Tom Gallagher – Credit Suisse

I got you. Okay, that’s helpful, thanks.

Operator

That was the last question for today. Please go ahead with any final remarks.

Jim Cracchiolo

Yes. First of all, I want to thank you for participating in the call and asking for the various questions that helped clarify things.

I think one of the issues we do have which is very hard and we’ll try to figure out is how to deal with things like the 157 because it’s a noneconomic charge, but I know people can’t predict it and so the estimates that you come out with do not include and it does sort of get little noise in the system.

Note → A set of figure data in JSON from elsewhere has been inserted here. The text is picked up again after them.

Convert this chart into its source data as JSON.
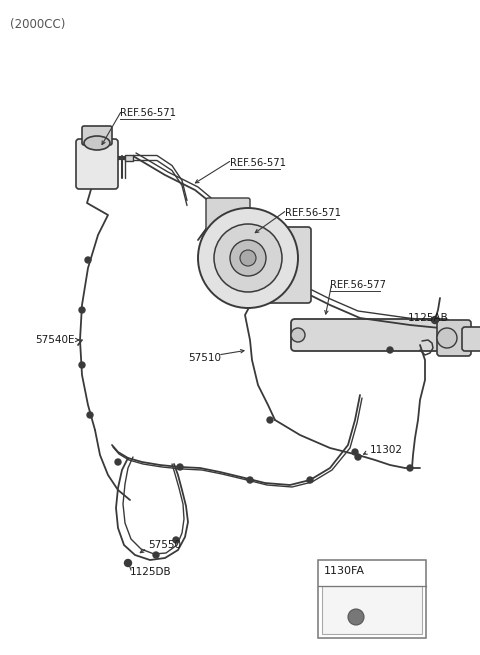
{
  "bg_color": "#ffffff",
  "line_color": "#3a3a3a",
  "label_color": "#1a1a1a",
  "title": "(2000CC)",
  "title_fontsize": 8.5,
  "label_fontsize": 7.5,
  "ref_fontsize": 7.2,
  "fig_w": 4.8,
  "fig_h": 6.55,
  "dpi": 100,
  "xlim": [
    0,
    480
  ],
  "ylim": [
    0,
    655
  ]
}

I would also leave you with this thought. I think for the things that we wanted to do in 2010 and what we told you back in 2009 and ‘08, I think is actually coming about quite well. I think we’ve had a strong business and a strong year. I think we’re seeing improvements. We think we continue to drive margin improvements. I feel very good about where AWM is and where it can go as well as with the Columbia deal and Threadneedle, that we can actually continue to improve there as well.

Of course, we got work to do to change the flows around, et cetera, but I think we got good product line and good performance, which is something that we never really had completely in the past. And I think we have a more substantial and fuller lineup.

Yes, we’re still working through further levels of integration, but the savings are being realized. I think we have a good business now, a sizeable business. I think if you compare it to other large independent managers out there, we’re quite sizeable, including our earnings and our ability to earn.

And the same thing with our advice and wealth management. We’re starting to come into the stream where this is really having a substantial impact. We think we can continue to grow those margins even with low interest rates. Yes, we had some pickup and some expenses in the fourth quarter, but I think outside of the Securities America activity, our margins would have shown nice improvements as well in the fourth quarter for our core franchise business which is really the focus that we have.

So, I just want to leave you with the thoughts. I think we’ll manage our other businesses very prudently to drive returns and manage the risk, that’s why we chose to get out of the outside distribution of annuities. I think we can generate good returns with good consumer behavior in the other annuities with strong hedging. And I do believe our protection business will start to improve.

I take the note regarding the auto and home, it has not been a problem for us, but we don’t want it to be a problem for us. So if we see anything substantially changing, we will evaluate, but we really think it can continue to drive margins because of some flexibility in case we don’t need to.

And overall, as Walter said, we do have a strong capital position. We will be looking to utilize that appropriately. I will not use the money for acquisitions unless they really made sense and we can really get good synergies as we’ve been showing you for the last few that we did. And we will return to shareholders as appropriately, but we don’t need to do that all in one moment, but we can do that over time so that you can feel comfortable, we can feel comfortable and still have degrees of opportunity for growth and investment.

So I appreciate you taking the time. I do feel we had a good year and we tried to deliver everything that we told you about a year ago and we look forward to continuing to work with you in the New Year. Thank you.

Operator

Thank you for participating in the Ameriprise Financial fourth quarter and year-end earnings conference call. This concludes the conference for today. You may all disconnect at this time.